Grandpa had a candy counter on which sat a large four-sided glass case. Near Christmas that case had all sorts of delectable-looking confections displayed in open boxes. Peppermint, licorice and lemon stick candy were among the offerings, as were the ever-appealing chocolate drops. Maybe sometimes there would be a few boxes of chocolate-covered cherries, but these were few, as Grandpa knew not many among his country store constituents could afford a whole box of these delicacies.
He had some toys, but not a wide variety. Bags of marbles, cans of pick-up-sticks, checker-boards, Chinese checkers, a few dolls, and some miniature automobiles were among his offerings. Thinking about it now, these may have been “special orders,” since they were so few, requested by parents in advance for their children who wanted these items from Santa Claus at Christmas. I can remember on Christmas morning wondering if I had not seen something I received at Grandpa’s store earlier—and how did Santa Claus then get it to bring beside our fireplace for me?

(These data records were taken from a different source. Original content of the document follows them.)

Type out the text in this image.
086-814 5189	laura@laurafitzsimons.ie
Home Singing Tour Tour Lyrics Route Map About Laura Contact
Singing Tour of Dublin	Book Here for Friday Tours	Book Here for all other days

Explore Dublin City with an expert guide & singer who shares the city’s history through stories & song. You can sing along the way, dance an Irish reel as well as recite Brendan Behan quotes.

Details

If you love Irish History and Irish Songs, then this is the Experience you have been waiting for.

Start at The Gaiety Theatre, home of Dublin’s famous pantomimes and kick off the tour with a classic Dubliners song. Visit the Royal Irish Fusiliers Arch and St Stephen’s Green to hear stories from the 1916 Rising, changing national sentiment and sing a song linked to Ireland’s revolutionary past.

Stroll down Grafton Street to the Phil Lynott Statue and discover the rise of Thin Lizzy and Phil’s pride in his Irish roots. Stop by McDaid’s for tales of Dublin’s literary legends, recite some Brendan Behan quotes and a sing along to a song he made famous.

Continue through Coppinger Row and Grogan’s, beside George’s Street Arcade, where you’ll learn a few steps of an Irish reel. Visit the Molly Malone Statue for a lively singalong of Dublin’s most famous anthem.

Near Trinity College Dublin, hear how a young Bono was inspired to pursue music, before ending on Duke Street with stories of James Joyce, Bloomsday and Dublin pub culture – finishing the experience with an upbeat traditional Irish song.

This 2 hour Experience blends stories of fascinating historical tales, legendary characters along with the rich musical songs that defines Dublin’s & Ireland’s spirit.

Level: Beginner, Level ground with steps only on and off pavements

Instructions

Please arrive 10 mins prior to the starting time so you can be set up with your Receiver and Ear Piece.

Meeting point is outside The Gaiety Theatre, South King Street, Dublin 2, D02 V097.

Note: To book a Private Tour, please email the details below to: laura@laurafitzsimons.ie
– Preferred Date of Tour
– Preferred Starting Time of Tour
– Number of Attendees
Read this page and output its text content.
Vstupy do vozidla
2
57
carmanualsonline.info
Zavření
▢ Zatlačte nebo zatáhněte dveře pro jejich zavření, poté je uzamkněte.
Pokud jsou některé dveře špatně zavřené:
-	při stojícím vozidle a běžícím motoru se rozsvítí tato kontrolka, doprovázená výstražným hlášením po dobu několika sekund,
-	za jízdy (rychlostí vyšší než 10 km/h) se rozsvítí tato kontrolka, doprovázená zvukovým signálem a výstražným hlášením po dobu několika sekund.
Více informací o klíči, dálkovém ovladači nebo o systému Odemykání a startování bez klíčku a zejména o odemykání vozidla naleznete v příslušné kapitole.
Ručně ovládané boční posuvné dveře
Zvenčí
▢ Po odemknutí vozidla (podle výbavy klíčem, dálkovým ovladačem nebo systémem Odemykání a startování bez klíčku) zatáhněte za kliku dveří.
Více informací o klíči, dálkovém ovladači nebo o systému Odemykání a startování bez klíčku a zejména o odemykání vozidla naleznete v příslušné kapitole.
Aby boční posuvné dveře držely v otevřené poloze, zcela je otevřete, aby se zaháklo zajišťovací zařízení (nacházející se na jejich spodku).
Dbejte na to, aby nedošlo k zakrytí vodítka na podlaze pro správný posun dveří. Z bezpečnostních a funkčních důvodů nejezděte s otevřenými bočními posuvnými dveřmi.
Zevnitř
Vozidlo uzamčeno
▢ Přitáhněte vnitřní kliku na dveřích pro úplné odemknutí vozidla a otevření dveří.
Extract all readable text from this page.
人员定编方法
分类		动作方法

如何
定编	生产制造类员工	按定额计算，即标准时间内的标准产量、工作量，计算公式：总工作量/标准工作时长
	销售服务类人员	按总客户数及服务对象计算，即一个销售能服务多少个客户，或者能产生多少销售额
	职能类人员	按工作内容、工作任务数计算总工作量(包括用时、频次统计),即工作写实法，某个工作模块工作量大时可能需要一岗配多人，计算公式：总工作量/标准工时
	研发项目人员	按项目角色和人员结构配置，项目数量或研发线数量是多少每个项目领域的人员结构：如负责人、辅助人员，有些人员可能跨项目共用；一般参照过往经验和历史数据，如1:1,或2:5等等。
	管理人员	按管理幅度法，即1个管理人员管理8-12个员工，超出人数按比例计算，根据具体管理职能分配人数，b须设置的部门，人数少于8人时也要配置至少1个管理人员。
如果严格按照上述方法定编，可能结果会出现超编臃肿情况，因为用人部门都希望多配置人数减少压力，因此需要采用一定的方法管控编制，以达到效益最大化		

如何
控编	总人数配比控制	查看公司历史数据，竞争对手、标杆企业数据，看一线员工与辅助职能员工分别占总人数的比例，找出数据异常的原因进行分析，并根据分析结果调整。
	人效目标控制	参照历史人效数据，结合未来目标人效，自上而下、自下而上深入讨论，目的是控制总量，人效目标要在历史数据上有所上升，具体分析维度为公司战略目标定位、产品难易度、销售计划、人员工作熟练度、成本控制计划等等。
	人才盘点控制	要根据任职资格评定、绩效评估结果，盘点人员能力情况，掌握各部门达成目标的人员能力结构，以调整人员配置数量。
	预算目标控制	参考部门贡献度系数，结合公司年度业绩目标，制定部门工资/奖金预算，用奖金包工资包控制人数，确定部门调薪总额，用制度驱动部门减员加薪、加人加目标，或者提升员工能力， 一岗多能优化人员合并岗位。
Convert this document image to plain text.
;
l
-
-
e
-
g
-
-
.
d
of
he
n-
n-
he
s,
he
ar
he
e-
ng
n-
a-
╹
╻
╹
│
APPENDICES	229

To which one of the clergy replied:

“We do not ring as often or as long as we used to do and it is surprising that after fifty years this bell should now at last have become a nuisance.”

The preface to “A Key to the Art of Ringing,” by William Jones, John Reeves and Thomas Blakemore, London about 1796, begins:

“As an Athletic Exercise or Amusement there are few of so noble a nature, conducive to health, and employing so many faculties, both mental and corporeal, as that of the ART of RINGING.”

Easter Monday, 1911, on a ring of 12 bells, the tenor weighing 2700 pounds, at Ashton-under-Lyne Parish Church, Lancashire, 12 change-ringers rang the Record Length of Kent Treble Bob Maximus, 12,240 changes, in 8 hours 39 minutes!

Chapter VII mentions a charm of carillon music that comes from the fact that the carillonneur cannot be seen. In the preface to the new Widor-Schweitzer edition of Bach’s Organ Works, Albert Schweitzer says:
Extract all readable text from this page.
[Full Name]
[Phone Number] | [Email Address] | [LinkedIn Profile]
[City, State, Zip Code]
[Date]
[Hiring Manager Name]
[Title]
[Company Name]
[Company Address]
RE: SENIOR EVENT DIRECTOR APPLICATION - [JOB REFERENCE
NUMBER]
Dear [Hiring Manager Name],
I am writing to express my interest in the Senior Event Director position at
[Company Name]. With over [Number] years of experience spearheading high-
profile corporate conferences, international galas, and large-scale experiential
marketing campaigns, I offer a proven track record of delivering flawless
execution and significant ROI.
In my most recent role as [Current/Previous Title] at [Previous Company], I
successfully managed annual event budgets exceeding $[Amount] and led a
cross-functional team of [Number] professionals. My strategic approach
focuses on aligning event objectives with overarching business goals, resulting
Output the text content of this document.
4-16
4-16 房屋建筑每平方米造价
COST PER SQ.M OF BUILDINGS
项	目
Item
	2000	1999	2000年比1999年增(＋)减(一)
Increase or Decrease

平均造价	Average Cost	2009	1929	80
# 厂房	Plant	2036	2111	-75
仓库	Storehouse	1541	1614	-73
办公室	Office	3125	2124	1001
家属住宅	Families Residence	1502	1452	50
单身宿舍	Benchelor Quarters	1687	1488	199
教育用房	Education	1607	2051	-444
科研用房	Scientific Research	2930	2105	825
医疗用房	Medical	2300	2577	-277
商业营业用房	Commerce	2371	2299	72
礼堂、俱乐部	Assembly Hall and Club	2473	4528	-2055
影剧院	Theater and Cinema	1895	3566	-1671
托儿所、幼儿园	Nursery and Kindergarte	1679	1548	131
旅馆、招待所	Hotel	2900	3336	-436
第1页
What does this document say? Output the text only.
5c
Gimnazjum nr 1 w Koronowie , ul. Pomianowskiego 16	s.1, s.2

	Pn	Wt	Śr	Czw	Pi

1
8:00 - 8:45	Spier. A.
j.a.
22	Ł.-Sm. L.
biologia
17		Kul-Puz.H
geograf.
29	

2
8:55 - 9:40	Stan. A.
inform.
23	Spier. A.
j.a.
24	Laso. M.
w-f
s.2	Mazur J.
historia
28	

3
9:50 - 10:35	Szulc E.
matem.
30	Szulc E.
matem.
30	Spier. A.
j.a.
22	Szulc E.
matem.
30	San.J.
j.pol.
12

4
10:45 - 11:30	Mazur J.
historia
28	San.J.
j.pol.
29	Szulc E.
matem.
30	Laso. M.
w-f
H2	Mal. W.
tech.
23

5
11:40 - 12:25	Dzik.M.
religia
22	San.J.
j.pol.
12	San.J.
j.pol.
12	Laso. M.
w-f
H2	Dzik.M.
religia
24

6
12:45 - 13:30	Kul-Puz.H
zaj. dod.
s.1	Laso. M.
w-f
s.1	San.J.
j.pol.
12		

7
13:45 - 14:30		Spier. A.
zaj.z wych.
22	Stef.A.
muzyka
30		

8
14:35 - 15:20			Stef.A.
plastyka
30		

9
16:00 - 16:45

The country store also provided school supplies: Blue Horse tablets writing paper and penny pencils. And before school was out at Christmas, we nearly always could find at his store a gift for the one whose name we had drawn at Choestoe School, and thus fulfill our obligation of getting the gift for that person to put under our school tree.
Going to the store was an adventure. Since most of the trade was in barter, we had to catch the chickens we planned to offer as barter and safely pack the eggs used in trade. If Daddy had been successful in catching rabbits in his “rabbit trap,” he might have several dried and stretched skins of rabbits to offer in trade. And we nearly always had sorghum syrup to take for barter, because he was the champion syrup-maker of Choestoe.
Looking back now on this way of life, we didn’t know it if we were poor, for we always seemed to have plenty of the necessities of life: food, homemade clothing, shelter. Our farm produced well, even in the depression years. And enterprising Grandfather, up until his death in December of 1941 (ten days after the infamous Pearl Harbor bombing that started World War II) saw that his country store was maintained. After his death, his daughters and sons discovered that Grandpa had many people “on the books” to whom he had extended credit when they were unable to pay for items they needed from his country store. Likewise, he had loaned money when people were in dire circumstances. And his philosophy was not to take an “I-O-U” for same, for he said if a handshake and a man’s word did not mean they would pay back the loan, a piece of paper was little assurance that a debt would be collected. Over many of them he had written, “debt forgiven.” Some, after his death, came to pay their long-standing debt. His compassion was extended through his country store.
At Grandpa’s Country Store the spirit of Christmas lasted all year long.